D’avoir un emploi pour faire une différence dans la vie de quelqu’un et la rendre un peu meilleure, d’accompagner des personnes vivant avec le VIH dans leurs soins alors qu’elles n’ont pas de proches ou d’amis pour les aider, c’est tout ce dont nous avons besoin comme motivation pour faire ce que nous faisons. La mission de notre organisation est la lutte contre le VIH et la plupart de nos patients sont des personnes qui utilisent ou utilisaient des drogues.

Un cas qui vous a particulièrement marqué ?
Chaque cas que nous rencontrons est unique. Chaque cas nous marque d’une façon spéciale et nous rappelle qu’il faudra toujours améliorer la qualité des services que nous offrons...

La légalisation du cannabis, vous êtes pour ou contre ?
La légalisation du cannabis à des fins récréatives, médicales ou industrielles peut avoir plusieurs impacts sur l’économie, la réduction de l’utilisation de drogues synthétiques, le développement de dérivés du chanvre/cannabis et le tourisme. Voici quelques points à considérer :

Impact économique : la légalisation du cannabis peut créer de nouvelles opportunités; l’industrie du cannabis – production, vente et distribution de produits dérivés du cannabis – pourrait générer des revenus, des emplois et contribuer à diversifier l’économie mauricienne.

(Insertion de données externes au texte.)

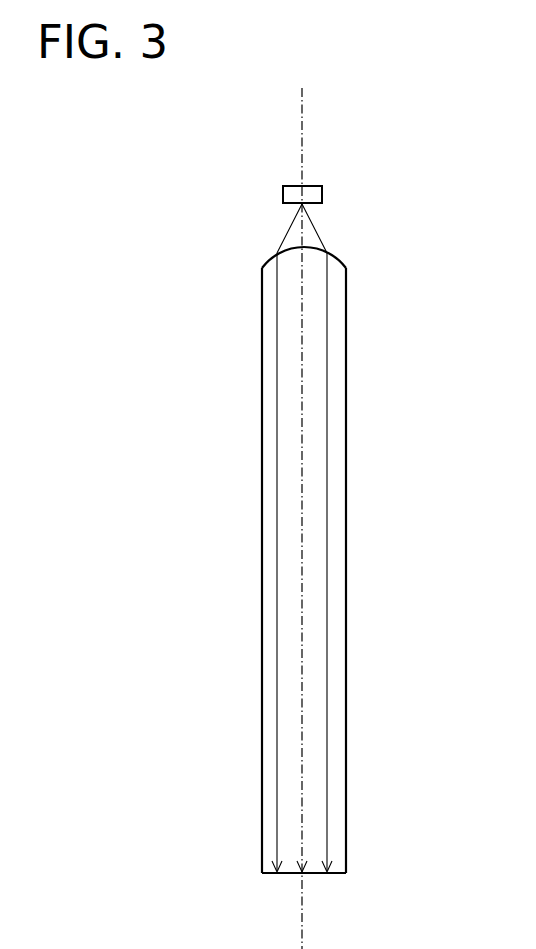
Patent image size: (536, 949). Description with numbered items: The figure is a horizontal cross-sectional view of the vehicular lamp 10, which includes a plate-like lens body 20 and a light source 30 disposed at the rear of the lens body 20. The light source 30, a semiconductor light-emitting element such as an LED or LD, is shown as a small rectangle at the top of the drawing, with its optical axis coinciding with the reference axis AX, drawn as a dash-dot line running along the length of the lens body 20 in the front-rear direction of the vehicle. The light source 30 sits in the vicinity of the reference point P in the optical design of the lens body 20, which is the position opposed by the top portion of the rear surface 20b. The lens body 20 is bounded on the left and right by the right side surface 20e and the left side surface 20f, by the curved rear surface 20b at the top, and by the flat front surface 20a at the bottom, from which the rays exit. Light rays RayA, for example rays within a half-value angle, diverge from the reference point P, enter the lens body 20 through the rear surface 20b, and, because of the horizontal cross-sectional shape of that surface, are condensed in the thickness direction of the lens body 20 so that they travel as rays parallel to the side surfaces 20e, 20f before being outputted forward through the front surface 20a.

Réduction de l’utilisation de drogues synthétiques : en fournissant un accès réglementé au cannabis, la légalisation pourrait réduire la demande et l’utilisation de drogues synthétiques. Si les consommateurs ont accès à des produits de qualité contrôlée, ils seraient moins enclins à se tourner vers des alternatives nocives.

Produits dérivés du chanvre/cannabis : la légalisation pourrait favoriser le développement industriel de produits dérivés du chanvre/cannabis, tels que les cosmétiques, les textiles, les matériaux de construction, les bioplastiques, etc. Ces industries pourraient stimuler l’innovation, créer de nouvelles entreprises et offrir des possibilités d’exportation.

Utilisation médicale : la légalisation du cannabis à des fins médicales peut permettre aux patients d’accéder plus facilement à des traitements pour certaines affections médicales. Cela pourrait améliorer leur qualité de vie et ouvrir de nouvelles perspectives en matière de recherche médicale.

Impact sur le tourisme : la légalisation du cannabis à des fins récréatives peut attirer les touristes intéressés par cette industrie, ce qui pourrait avoir un impact positif sur le tourisme à Maurice. Cependant, il est essentiel de mettre en place des réglementations appropriées pour garantir un tourisme responsable et respectueux des lois.

Il convient de noter que la légalisation du cannabis nécessite une approche équilibrée, avec des réglementations et contrôles adéquats pour prévenir les abus, protéger la santé publique et promouvoir un usage responsable. Une étude approfondie des impacts potentiels et des consultations avec les parties prenantes sont essentielles pour prendre des décisions éclairées et adaptées à la réalité de Maurice.